Overview: We’re studying Mark because he succinctly explores who Christ is and what it looks like to follow him. “Mark communicates Christ and discipleship through the messiness and vividness of stories, not just through the precision of propositions” (Justin Harris)[1].

 

Background: The author of the Gospel of Mark is John Mark, the son of Mary (Acts 12:12). While not one of the original disciples, he went with Paul and Barnabas as an assistant on their first missionary journey (Acts 13:5). However, halfway through the trip, he abandoned them and returned to Jerusalem (Acts 13:13). This brought sharp criticism from Paul. However, later, Paul refers to him positively (Col 4:10). Scholars think that Mark wrote the gospel sometime between AD 64–67[2] and this makes Mark “the earliest gospel” and, therefore, “the closest to actual events”, which gives the “most historical portrait of Jesus.” Mark “is a master storyteller, with a fast-paced, lively style and a multitude of colorful details” (Mark L. Strauss) with a dramatic literary style that stresses the facts with a sense of urgency.
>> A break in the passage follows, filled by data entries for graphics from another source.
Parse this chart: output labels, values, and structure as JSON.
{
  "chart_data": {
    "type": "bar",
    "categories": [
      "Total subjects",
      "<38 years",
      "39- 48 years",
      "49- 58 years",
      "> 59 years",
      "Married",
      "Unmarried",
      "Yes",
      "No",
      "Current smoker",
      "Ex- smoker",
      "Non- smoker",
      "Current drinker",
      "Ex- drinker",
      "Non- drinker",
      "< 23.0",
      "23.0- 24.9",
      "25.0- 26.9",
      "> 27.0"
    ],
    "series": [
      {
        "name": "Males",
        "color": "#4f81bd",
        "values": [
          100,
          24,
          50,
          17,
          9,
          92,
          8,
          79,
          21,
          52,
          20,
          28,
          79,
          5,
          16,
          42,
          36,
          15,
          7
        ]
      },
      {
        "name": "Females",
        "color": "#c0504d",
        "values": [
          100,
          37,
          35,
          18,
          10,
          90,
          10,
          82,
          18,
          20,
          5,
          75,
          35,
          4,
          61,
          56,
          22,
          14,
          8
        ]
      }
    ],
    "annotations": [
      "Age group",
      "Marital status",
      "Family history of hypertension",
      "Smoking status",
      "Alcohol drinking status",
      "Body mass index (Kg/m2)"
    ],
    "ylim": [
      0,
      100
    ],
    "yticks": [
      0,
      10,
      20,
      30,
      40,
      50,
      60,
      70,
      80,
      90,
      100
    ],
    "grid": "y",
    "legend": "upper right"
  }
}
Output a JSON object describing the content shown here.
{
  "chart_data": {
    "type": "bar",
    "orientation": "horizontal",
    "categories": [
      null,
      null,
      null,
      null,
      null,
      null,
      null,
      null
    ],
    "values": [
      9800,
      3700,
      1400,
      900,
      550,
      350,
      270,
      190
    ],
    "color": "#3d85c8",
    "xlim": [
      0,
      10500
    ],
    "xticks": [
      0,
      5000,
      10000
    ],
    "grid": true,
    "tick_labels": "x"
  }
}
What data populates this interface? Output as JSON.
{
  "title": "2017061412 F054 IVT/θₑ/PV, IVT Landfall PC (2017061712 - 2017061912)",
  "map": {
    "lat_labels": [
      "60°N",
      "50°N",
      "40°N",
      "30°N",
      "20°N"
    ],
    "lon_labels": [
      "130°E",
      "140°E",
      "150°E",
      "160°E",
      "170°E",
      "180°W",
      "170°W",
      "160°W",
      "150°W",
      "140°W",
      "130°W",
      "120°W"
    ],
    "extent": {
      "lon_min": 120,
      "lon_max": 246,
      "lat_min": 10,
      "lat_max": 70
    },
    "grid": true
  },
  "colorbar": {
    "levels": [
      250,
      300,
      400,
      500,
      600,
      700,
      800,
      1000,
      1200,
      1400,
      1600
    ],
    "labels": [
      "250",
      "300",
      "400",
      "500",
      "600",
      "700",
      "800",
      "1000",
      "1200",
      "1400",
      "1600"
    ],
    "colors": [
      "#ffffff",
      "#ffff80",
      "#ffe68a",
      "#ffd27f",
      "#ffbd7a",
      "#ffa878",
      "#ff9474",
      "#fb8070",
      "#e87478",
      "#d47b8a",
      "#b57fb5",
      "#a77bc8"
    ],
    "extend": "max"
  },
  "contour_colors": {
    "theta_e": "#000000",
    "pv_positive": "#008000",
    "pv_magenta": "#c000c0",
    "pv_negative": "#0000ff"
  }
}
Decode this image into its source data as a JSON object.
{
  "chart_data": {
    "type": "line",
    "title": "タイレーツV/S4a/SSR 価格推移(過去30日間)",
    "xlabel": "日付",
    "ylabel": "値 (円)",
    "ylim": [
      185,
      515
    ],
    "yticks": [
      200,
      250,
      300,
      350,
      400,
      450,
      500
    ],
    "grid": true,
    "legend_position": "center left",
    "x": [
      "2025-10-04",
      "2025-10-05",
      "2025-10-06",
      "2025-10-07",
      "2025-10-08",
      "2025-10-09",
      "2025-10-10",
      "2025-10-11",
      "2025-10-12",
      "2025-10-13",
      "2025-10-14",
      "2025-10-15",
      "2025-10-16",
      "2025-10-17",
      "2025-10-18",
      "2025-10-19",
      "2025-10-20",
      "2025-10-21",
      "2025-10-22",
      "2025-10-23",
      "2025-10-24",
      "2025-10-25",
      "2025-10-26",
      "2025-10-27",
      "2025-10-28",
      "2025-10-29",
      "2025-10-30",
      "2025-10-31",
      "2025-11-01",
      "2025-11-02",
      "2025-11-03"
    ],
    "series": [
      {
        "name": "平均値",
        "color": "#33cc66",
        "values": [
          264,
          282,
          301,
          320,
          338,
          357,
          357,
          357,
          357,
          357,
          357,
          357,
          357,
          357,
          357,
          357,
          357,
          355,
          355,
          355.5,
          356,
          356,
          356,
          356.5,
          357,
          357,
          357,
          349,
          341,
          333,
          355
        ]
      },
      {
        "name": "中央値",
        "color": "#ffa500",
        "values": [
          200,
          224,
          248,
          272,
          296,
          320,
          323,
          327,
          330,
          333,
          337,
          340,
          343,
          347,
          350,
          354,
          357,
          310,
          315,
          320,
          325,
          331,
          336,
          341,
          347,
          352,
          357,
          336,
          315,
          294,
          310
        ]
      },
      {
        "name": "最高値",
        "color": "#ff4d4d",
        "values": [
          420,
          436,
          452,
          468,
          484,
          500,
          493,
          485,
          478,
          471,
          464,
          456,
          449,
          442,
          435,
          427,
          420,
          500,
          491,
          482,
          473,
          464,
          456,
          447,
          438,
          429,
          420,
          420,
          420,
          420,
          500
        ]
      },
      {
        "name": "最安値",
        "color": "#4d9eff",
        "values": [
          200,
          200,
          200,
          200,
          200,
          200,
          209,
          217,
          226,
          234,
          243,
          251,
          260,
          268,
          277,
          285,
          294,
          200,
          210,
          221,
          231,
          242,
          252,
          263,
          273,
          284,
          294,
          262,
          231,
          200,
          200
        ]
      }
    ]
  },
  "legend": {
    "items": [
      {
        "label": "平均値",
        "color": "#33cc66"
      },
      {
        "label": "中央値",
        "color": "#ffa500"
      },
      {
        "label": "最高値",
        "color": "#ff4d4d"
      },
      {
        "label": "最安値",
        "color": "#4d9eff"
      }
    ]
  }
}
Mark’s descriptions of events are often shorter, and therefore the whole book is shorter than the other gospels. Mark, like Luke’s primary audience, was primarily Gentile, especially Roman, rather than Jewish-Christian (Matthew) or both Jewish and Gentile readers (John).

 

Key verses: “The beginning of the good news about Jesus the Messiah, the Son of God” (1:1, NIV); and “For even the Son of Man did not come to be served, but to serve, and to give his life as a ransom for many” (10:45, NIV).